Now the CMA said – well this involved a very significant price increase, 2,000 per cent over the regulated price and therefore this is a competition concern and they looked at the test for excessive pricing which involves establishing first of all that the price is excessive and second of all, that its either unfair or that it is unfair when compared to competing products. And where this CAT decision is interesting is that they accept that the CMA established dominance, so they accept that there was a market for phenytoin capsules in which Pfizer was dominant. They accept that there was the possibility of excessive pricing. But they criticise the approach that the CMA took in establishing excessive pricing. So they say – it’s not enough for you to follow what they’ve called the cost plus methodology. So the CMA sought to establish the costs of producing these drugs and to establish what a reasonable return would be above those costs and then compare that with the price that was charged and in this case they said – well it’s so far above cost plus that it’s excessive. The CAT has said, no CMA. If evidence is put forward showing that there are benchmarks in the market, although you’re trying to just look at the unfair in itself element of the test, if benchmarks are put forward you need to deal with those. So actually there’s an interesting parallel with some other case law that we’ve seen come out of the European Court of Justice for example in Intel, where they said you have to look at evidence that had been given to you.
So in this case the benchmark of the tablets which were 25 per cent more expensive than the capsules were seem to be something the CMA did not address in sufficient detail. So the suggestion is it will go back to the CMA to look at again and the question then is whether they are still able to make out the case, bearing in mind these benchmarks.
Clio Angeli: The CAT is actually grounding its judgement in the presumption of innocence of the parties saying to the CMA – if you want to show there is an infringement you need to do a lot more work, otherwise you are infringing the presumption of innocence of Pfizer and Flynn in that case. Do you think that signalling the CMA that they need to put much more resources and thought in those cases will have an impact on their enforcement priorities going ahead?

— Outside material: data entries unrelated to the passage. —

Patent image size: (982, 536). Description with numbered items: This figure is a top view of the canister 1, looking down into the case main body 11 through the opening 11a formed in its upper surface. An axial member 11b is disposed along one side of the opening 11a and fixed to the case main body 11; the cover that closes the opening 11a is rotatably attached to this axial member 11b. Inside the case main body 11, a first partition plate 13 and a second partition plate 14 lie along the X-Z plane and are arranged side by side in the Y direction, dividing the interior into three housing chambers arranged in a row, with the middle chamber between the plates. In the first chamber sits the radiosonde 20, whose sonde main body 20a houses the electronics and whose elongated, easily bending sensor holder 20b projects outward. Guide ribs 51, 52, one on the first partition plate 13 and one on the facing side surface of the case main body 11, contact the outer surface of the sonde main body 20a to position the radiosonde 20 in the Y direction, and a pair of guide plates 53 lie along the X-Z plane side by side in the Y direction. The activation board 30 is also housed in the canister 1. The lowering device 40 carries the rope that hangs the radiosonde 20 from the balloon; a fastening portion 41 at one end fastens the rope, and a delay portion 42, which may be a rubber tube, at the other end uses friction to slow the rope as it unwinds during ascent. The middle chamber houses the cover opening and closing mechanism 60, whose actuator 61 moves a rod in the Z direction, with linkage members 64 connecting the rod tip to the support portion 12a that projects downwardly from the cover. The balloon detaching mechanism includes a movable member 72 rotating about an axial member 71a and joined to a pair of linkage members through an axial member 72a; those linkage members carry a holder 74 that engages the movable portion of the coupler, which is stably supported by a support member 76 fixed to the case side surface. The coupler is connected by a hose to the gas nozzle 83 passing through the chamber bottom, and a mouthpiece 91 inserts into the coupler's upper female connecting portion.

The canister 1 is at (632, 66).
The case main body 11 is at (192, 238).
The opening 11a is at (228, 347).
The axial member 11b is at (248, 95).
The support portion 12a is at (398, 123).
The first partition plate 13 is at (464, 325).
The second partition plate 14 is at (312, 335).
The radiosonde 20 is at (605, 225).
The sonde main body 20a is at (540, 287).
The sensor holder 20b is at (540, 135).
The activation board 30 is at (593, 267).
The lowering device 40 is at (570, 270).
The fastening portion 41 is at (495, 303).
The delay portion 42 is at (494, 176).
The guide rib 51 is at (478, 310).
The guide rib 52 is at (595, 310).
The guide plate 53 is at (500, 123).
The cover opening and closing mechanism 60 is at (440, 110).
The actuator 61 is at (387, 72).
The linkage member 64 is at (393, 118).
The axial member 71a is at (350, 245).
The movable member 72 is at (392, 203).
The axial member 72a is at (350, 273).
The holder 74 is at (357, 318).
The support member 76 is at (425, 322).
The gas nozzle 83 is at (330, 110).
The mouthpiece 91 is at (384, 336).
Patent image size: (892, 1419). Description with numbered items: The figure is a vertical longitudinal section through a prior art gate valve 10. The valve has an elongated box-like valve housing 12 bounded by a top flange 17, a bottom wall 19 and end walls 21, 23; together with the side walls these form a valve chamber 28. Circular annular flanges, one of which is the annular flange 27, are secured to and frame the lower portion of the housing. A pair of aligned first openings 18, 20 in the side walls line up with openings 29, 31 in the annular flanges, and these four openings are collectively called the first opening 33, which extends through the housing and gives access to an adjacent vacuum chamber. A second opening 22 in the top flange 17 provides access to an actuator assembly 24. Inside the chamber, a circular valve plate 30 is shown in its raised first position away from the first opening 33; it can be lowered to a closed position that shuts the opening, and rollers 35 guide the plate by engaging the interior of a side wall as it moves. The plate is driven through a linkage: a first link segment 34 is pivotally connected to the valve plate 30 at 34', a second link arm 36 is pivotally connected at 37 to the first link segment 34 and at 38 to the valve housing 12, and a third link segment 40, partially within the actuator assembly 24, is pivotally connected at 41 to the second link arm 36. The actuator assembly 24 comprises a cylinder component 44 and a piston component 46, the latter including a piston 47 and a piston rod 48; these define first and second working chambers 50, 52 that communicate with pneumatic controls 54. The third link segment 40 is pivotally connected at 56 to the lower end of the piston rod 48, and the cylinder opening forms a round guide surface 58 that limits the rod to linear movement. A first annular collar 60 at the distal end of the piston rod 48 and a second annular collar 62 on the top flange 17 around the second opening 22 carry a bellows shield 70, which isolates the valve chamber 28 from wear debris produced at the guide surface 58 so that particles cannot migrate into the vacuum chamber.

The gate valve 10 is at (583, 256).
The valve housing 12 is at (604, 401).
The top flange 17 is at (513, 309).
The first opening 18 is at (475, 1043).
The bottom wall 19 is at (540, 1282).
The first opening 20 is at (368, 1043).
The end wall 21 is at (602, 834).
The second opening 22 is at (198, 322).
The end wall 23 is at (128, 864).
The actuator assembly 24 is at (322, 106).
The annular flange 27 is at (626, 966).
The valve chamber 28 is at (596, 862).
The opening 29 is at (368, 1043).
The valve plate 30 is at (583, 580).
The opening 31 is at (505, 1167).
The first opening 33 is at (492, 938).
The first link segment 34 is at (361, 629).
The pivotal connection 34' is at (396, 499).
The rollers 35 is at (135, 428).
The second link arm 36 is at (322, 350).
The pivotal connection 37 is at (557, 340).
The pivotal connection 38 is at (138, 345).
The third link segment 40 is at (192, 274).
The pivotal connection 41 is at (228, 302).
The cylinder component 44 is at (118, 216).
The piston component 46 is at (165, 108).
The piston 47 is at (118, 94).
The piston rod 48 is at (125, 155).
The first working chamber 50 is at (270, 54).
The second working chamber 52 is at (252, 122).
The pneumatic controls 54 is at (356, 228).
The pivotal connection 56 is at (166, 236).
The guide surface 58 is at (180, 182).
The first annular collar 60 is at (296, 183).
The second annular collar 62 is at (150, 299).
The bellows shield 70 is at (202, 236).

Ian Giles: It’s going to be something that the CMA and other authorities around the world will now reflect on because it’s become clear that if companies are able to put forward arguments that there are benchmarks that need to be considered then there’s also the Latvian Collecting Society’s case which is new law in this area, then it’s more of a burden on the authority to establish excessive pricing, there isn’t an easy way through and so in that context the CMA and other agencies will have to reflect on whether these cases are the priority that they perhaps thought they might be.
Clio Angeli: Thank you very much Ian, that was very interesting and we will discuss this in even more detail with Richard Wish in our next let’s talk antitrust video series.